Golden Curry Chicken Kabobs
Chef Chad
45 minutes
25-30 minutes
4-12 hours
8-10 servings
Ingredients for the Cilantro Mint Yogurt
- 2 Cups Yogurt
- 1/4 Cup Chopped Cilantro
- 2 Tbsp Fine Julienne Mint
- Zest and Juice of 1 Lemon
- 1 Clove Minced Garlic
- 1/4 Cup Small Diced Cucumbers
- 1/4 Cup Cherry Tomatoes Cut into 8
To make the Yogurt
Mix all the ingredients together and taste. Adjust seasoning if needed.

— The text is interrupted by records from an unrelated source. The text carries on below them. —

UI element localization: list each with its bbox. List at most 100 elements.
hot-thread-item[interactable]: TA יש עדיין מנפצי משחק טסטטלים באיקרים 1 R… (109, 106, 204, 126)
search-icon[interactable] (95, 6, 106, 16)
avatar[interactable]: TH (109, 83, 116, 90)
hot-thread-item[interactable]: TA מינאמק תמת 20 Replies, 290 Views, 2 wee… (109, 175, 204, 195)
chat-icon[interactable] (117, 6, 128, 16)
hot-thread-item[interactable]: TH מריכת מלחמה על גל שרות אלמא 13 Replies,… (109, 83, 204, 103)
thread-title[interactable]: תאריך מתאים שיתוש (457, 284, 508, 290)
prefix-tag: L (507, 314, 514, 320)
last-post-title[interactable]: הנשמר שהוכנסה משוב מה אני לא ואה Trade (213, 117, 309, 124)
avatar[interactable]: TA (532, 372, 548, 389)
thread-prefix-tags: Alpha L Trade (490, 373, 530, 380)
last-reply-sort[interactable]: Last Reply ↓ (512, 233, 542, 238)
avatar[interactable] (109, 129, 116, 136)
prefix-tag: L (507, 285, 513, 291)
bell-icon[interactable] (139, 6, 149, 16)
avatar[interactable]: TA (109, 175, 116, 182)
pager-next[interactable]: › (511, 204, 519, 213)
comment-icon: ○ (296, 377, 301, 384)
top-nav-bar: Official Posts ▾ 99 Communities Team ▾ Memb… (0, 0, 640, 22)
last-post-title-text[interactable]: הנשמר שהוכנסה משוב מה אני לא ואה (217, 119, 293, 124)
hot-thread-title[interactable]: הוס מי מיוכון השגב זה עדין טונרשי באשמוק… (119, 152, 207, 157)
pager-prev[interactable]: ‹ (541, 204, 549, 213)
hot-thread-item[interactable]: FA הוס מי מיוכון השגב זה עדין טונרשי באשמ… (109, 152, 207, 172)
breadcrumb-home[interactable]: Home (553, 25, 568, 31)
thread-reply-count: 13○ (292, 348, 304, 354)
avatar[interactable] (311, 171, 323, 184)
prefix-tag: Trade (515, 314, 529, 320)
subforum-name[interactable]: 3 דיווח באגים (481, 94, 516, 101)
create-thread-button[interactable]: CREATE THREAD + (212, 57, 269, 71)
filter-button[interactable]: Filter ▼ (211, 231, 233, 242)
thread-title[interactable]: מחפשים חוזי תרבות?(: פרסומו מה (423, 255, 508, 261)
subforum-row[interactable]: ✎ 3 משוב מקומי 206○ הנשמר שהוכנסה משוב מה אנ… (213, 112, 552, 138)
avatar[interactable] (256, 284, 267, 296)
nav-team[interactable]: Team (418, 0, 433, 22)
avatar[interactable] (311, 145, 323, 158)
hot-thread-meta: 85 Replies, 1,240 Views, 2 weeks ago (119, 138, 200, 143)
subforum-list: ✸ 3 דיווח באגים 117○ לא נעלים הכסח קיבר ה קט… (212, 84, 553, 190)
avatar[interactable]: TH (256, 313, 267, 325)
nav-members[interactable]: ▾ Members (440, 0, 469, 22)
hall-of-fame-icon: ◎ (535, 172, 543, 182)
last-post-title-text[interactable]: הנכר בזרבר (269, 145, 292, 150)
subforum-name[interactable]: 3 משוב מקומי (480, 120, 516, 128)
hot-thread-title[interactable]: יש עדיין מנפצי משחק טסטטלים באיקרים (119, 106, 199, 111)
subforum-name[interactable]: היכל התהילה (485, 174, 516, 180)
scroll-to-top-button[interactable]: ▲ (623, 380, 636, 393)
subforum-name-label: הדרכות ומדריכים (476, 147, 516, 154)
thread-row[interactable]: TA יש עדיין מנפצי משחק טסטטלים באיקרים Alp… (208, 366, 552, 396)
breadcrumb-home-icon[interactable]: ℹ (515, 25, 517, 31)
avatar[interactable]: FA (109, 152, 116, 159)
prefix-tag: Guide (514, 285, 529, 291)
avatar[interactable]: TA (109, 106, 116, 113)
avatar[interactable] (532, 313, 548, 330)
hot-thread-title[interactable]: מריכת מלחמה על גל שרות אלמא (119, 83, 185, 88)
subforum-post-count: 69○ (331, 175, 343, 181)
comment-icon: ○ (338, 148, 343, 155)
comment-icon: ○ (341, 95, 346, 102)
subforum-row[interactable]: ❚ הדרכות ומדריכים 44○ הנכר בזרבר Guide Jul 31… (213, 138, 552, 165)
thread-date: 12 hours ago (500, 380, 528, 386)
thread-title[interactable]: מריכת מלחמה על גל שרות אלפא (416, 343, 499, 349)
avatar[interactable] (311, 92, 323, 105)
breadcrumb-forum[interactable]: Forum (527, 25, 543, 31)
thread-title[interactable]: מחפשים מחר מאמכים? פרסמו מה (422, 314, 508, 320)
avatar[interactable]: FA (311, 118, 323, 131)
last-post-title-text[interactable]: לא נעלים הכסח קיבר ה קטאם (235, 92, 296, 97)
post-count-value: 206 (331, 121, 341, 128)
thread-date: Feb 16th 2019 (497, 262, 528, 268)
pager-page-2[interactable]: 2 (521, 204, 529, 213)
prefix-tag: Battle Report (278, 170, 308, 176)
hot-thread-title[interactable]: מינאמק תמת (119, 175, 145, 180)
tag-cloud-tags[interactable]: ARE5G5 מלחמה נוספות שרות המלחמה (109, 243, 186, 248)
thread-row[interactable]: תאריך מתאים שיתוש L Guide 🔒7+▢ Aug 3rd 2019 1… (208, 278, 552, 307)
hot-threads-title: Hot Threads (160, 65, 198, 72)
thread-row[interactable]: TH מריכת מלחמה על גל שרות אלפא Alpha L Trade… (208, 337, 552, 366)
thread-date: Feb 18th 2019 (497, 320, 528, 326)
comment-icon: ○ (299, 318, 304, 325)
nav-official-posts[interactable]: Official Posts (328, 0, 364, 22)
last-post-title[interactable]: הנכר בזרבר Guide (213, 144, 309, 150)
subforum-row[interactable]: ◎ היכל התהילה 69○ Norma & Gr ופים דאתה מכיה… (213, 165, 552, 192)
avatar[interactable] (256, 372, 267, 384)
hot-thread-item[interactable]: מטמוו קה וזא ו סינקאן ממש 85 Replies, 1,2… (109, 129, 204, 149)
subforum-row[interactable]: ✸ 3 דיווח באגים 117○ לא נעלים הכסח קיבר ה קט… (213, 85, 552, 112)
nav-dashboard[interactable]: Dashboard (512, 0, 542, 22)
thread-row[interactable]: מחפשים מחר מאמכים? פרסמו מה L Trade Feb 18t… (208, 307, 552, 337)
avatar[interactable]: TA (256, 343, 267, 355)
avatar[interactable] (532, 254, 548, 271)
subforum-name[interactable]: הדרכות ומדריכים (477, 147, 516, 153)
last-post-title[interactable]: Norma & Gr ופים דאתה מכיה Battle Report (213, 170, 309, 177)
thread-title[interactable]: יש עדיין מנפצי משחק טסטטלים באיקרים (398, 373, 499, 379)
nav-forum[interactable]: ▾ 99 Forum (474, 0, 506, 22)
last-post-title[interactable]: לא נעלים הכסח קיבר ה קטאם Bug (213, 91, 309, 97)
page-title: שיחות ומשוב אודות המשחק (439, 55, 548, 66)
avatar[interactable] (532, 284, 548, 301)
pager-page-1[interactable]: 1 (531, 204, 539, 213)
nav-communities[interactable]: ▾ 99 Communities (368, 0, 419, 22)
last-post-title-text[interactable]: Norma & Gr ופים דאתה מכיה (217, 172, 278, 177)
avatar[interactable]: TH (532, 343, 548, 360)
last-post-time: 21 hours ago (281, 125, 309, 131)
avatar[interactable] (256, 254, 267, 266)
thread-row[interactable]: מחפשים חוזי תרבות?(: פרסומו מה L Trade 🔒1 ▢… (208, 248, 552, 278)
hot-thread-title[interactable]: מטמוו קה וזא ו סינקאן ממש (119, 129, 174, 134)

Ingredients for the Kabobs
- 3 lbs Chicken Breasts Cut into Cubes
- 1 Cup Greek Yogurt
- 2 Tbsp Curry Powder
- 1 tsp Cayenne Pepper
- Zest and Juice of 1 Lemon
- 4 Multi-colored Baby Peppers
- 1 Red Onion
To make the Kabobs
Combine the yogurt, spices, lemon zest, and juice in a mixing bowl.
Add the chunked chicken and marinate for 4-12 hours.
Preheat the grill to Medium heat.
Slice peppers and onions into chunks.
Place the marinated chicken, chunked peppers, and onions onto skewers, alternating ingredients.
Place kabobs on the grill and get a nice golden-brown color on the chicken.
Using a meat probe, probe the chicken and cook, rotating often, until the probe reads 165ºF.
Plate the skewers, serving the sauce on the side.
Garnishes of Lemon, Cilantro, Diced Red Chilies, and Red Bell Pepper Curls.